Let us now see what the Yi may have to say, as interpreted by your humble host:
P.S. I know that not every one of my Readers likes these Yi Readings! I understand and usually don’t offer them here on this substack, only on a Wordpress blog (www.baronbrasdor.art/blog). But to me the conclusion I came to with this Reading is important in that it has helped a penny drop: rather than being entirely cynical about absolutely everything - which has been my default position vis a vis political developments of late - am now able to countenance some sort of hope that there are a few beneficial developments in play. This will be influencing future Articles, I suspect, though few will be about him or Russia; that sort of thing is not really my bailiwick though I do chime in when relating geopolitical and current affairs to principles in contemplative disciplines.
The reason am doing this, am coming to understand, is to bridge some aspects of the traditional Old World (referenced by Dugin in the previous Article about The Hegemonic Mindset) with the materialist Modern. Cultural trends come and go but underlying human nature changes very little, if at all. However, too much of what we share with our ancestors is obfuscated by current language; it is hard to see past contemporary usage of words into what they might mean experientially, moreover what they might have meant several centuries ago. Contemplative practice is interesting because it is largely wordless and thus accesses bedrock, human experience with minimal filters, interface or editorializing. The experience of a person sitting quietly in the forest by a stream today is extremely similar to that of his forebears thousands of years ago and anyone can access such experience in the here and now (albeit not in cyberspace!).
Despite the (cringe-worthily) positive nature of this Reading about Putin as World Statesman, I do not personally regard him as Saint or Buddha as so many of his supporters, any more than I regard everything about the West as irredeemably Wicked. There are mixes of yin and yang, good and evil in every individual or collective - always. That said, though no doubt within Russia he has many powerful detractors, enemies, rivals, sycophants and traitors to deal with, as a Leader of a large polity comprising about one hundred and fifty million souls, the role demands that his way of being has to be at least somewhat inclusive, moreover like that of a large, ocean-going tanker who takes a long, slow time to turn; it also demands steady, long-term planning, cultivating a vision looking ahead in terms of decades and centuries, not days and weeks.
Russia is old, Russia is vast and Putin’s role as her leader both absorbs and reflects much of that gestalt.

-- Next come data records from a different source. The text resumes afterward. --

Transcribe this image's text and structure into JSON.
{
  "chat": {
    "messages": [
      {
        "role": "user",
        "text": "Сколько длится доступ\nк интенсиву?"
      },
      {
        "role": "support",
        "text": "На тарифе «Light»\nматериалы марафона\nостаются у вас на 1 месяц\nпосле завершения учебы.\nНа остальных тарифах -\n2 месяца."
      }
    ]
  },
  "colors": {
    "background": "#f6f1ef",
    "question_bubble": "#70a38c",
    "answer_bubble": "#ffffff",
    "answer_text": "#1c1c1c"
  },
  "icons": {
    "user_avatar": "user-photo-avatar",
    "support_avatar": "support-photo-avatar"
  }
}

So this Reading is somewhat playfully taking that sort of larger, longer-term view in keeping with Russia’s larger, longer-term - and now central - role in world affairs.
We don’t often think about it in the West but really: Russia spans eleven time zones from Poland to Vladivostock near China and Japan. It is a truly vast territory literally joining East, South, North and West. I believe it no accident that in these troubled, confused times it is Russia who has thrown up a Great Leader. I offer up this eccentric, even somewhat hagiographic, Yi Reading, because the Yi represents an ancient way of contemplating which combines mathematics, philosophy, contemplative practice, random happenstance and spontaneous intuition. Not in accord with materialist science, clearly, but actually much closer to everyday life experience and experience is the basis of the non-materialist approach and moreover which provides access to the timeless elements of human Beingness on which the more traditional aspects of all extant civilizations were built and to which at some point we all must return, even as continuous change and evolution unfolds from generation to generation.